Posted on the 15 November 2019 by Web Solution Winners @websolutionwinn

Have you collected your online survey data? If yes, great! Now is the time to analyze the survey results.

Survey analysis is defined as the process of analyzing the results of the surveys that you have sent to your customers to gain business insights.

If you have ever stuck in the middle of your excel sheet filled with rows of survey data and confused about what to do next, you are not alone. This post will help you execute the best practice survey analysis.

Data alone means nothing if you don’t analyze it. You must ensure your survey analysis provides meaningful results that help make better decisions about your business. Whether it’s been a few days or weeks since you last visited the survey, it’s a good idea to recall your purpose and survey’s goals.

Moreover, if your survey has been created and analyzed perfectly having the results delivered to the right decision-makers, will open doors to new opportunities to your goals.

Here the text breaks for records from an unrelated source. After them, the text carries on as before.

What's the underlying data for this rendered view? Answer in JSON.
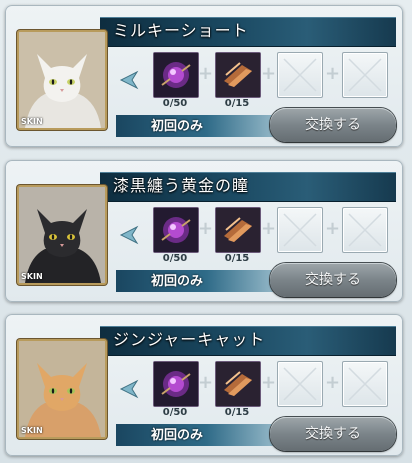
{
  "cards": [
    {
      "title": "ミルキーショート",
      "cat": "white",
      "badge": "SKIN",
      "req1": "0/50",
      "req2": "0/15",
      "limit_label": "初回のみ",
      "button_label": "交換する"
    },
    {
      "title": "漆黒纏う黄金の瞳",
      "cat": "black",
      "badge": "SKIN",
      "req1": "0/50",
      "req2": "0/15",
      "limit_label": "初回のみ",
      "button_label": "交換する"
    },
    {
      "title": "ジンジャーキャット",
      "cat": "ginger",
      "badge": "SKIN",
      "req1": "0/50",
      "req2": "0/15",
      "limit_label": "初回のみ",
      "button_label": "交換する"
    }
  ],
  "icons": {
    "arrow": "left-arrow-icon",
    "plus": "plus-icon",
    "empty_slot": "empty-slot-icon",
    "item1": "purple-orb-item-icon",
    "item2": "bronze-ingot-item-icon"
  },
  "colors": {
    "title_bar": "#1b4a63",
    "button": "#7b8489",
    "portrait_border": "#b89b5c"
  }
}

Here’s how you can analyze your survey and look at the results of your survey goals to crunching the numbers and making conclusions.

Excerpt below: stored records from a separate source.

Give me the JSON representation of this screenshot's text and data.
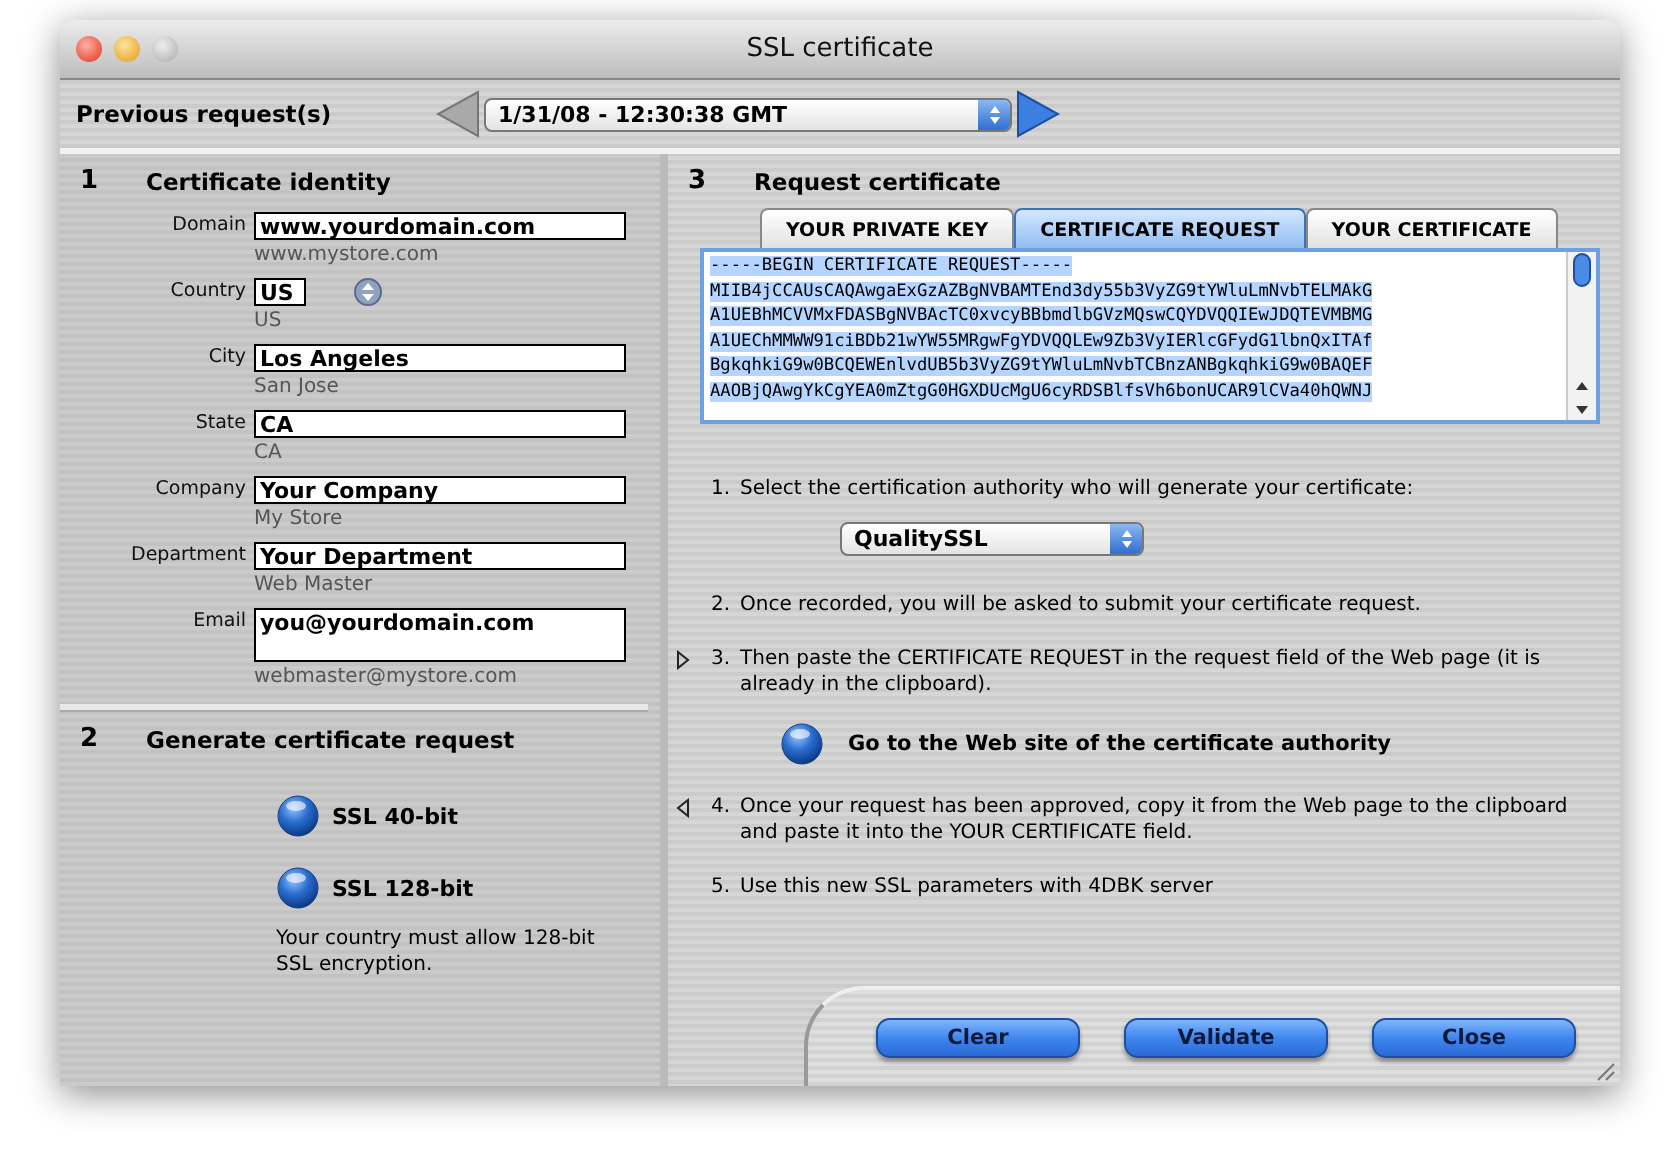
{
  "window": {
    "title": "SSL certificate"
  },
  "previous_requests": {
    "label": "Previous request(s)",
    "value": "1/31/08 - 12:30:38 GMT"
  },
  "identity": {
    "number": "1",
    "title": "Certificate identity",
    "fields": [
      {
        "label": "Domain",
        "value": "www.yourdomain.com",
        "example": "www.mystore.com",
        "kind": "text"
      },
      {
        "label": "Country",
        "value": "US",
        "example": "US",
        "kind": "stepper"
      },
      {
        "label": "City",
        "value": "Los Angeles",
        "example": "San Jose",
        "kind": "text"
      },
      {
        "label": "State",
        "value": "CA",
        "example": "CA",
        "kind": "text"
      },
      {
        "label": "Company",
        "value": "Your Company",
        "example": "My Store",
        "kind": "text"
      },
      {
        "label": "Department",
        "value": "Your Department",
        "example": "Web Master",
        "kind": "text"
      },
      {
        "label": "Email",
        "value": "you@yourdomain.com",
        "example": "webmaster@mystore.com",
        "kind": "multiline"
      }
    ]
  },
  "generate": {
    "number": "2",
    "title": "Generate certificate request",
    "options": [
      "SSL 40-bit",
      "SSL 128-bit"
    ],
    "note": "Your country must allow 128-bit SSL encryption."
  },
  "request": {
    "number": "3",
    "title": "Request certificate",
    "tabs": [
      {
        "label": "YOUR PRIVATE KEY",
        "selected": false
      },
      {
        "label": "CERTIFICATE REQUEST",
        "selected": true
      },
      {
        "label": "YOUR CERTIFICATE",
        "selected": false
      }
    ],
    "certificate_lines": [
      "-----BEGIN CERTIFICATE REQUEST-----",
      "MIIB4jCCAUsCAQAwgaExGzAZBgNVBAMTEnd3dy55b3VyZG9tYWluLmNvbTELMAkG",
      "A1UEBhMCVVMxFDASBgNVBAcTC0xvcyBBbmdlbGVzMQswCQYDVQQIEwJDQTEVMBMG",
      "A1UEChMMWW91ciBDb21wYW55MRgwFgYDVQQLEw9Zb3VyIERlcGFydG1lbnQxITAf",
      "BgkqhkiG9w0BCQEWEnlvdUB5b3VyZG9tYWluLmNvbTCBnzANBgkqhkiG9w0BAQEF",
      "AAOBjQAwgYkCgYEA0mZtgG0HGXDUcMgU6cyRDSBlfsVh6bonUCAR9lCVa40hQWNJ"
    ],
    "steps": [
      {
        "number": "1.",
        "text": "Select the certification authority who will generate your certificate:",
        "forward_marker": false,
        "back_marker": false,
        "select": "QualitySSL"
      },
      {
        "number": "2.",
        "text": "Once recorded, you will be asked to submit your certificate request.",
        "forward_marker": false,
        "back_marker": false
      },
      {
        "number": "3.",
        "text": "Then paste the CERTIFICATE REQUEST in the request field of the Web page (it is already in the clipboard).",
        "forward_marker": true,
        "back_marker": false,
        "button": "Go to the Web site of the certificate authority"
      },
      {
        "number": "4.",
        "text": "Once your request has been approved, copy it from the Web page to the clipboard and paste it into the YOUR CERTIFICATE field.",
        "forward_marker": false,
        "back_marker": true
      },
      {
        "number": "5.",
        "text": "Use this new SSL parameters with 4DBK server",
        "forward_marker": false,
        "back_marker": false
      }
    ]
  },
  "buttons": [
    "Clear",
    "Validate",
    "Close"
  ]
}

What Top Research Questions Say?

How would you go about calculating survey results?

Ask yourself about what type of questions you have featured in the top research. Remember to outline your top research questions when you set your survey goal.

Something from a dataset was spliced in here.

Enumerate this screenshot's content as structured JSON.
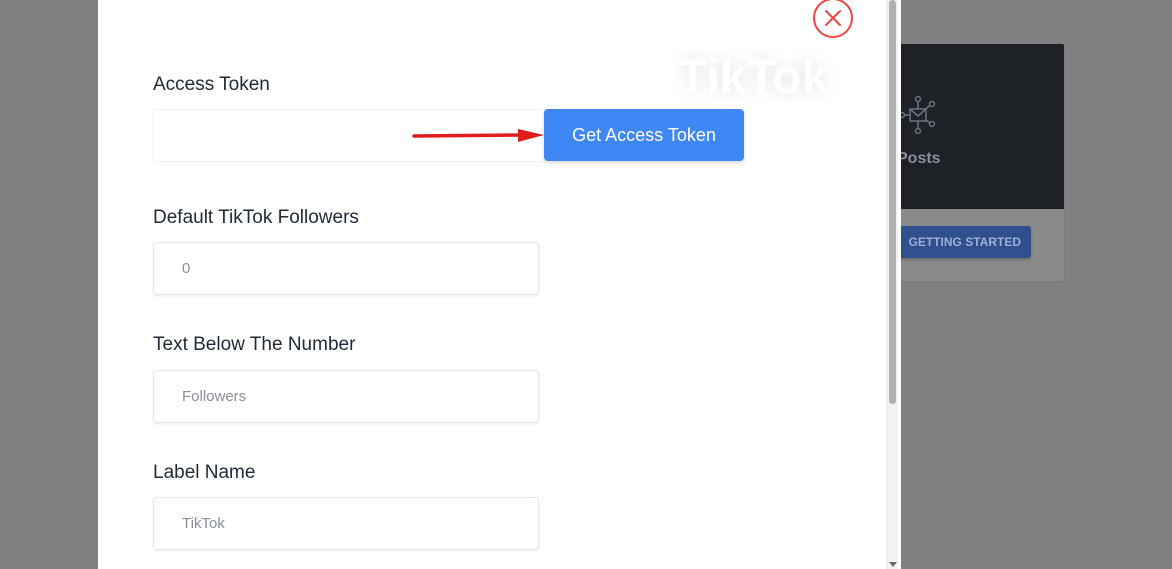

For instance, if you held a conference and provided attendees with the post-event feedback, one of your first survey questions might be, “How did the audience rate conference overall?”

You can follow this above question by asking, “Do you plan to attend this conference next year?” having answer choices:

Yes

No

Not sure

The percentage you receive will give you an idea about how many people will be attending your conference. Once you have collected the basic results in your online survey software, you can analyze them to find trends, correlations, and other comparisons.

Filter the Results

Look back at your survey goal, recall the different subgroups you want to analyze, and compare to delve into conclusions. For instance, if you want to look at how people of different job professions like doctors, teachers, administrators, etc. respond to answering a certain question. For that, you need to look at response rates using “cross-tabulation”, where you can show the feedback of the questions by subgroup.

Cross-tabulation will help you with insights into how subgroups respond to specific questions. Once you gather the data, you can then think about how you can make improvements.

Filtering means viewing one specific subgroup’s result. Also, you can combine cross-tabulation and filter to compare different subgroups to each other. Remember that your sample size changes every time you add or eliminate a group from filter, so keep that in mind when making conclusions.

Compare Your Data

Let’s say you are pretty happy with the feedback currently. But don’t you want something to compare it against? Whether it is better or worse than the previous year?

You can ask in your feedback about last year’s conference to make a trend comparison. If the satisfaction rate has increased, you know what enables this rise.

Make sure you start collecting feedback after every event- this is called “benchmarking.”

This way, you establish a baseline number, and you can see how this has changed. You can track the attendees’ responses year after year- This is known as “longitudinal data analysis.”

You can also track the data for different subgroups and look at the responses to the survey to gain insight and improve accordingly.

Making Conclusions

The data of your survey results tell the story. Let’s say, your conference got mediocre ratings; you can dig deeper to find what aspects people didn’t like. For instance, they liked your sessions and classes, but they disliked the location because of the cold weather. This is the story right here- a tremendous overall conference, the wrong decision about the place. So, next time, you would choose the time and location when the weather is pleasant.

Now that you know the steps involved in survey data analysis, you can not only analyze it, but also implement strategies to improve it.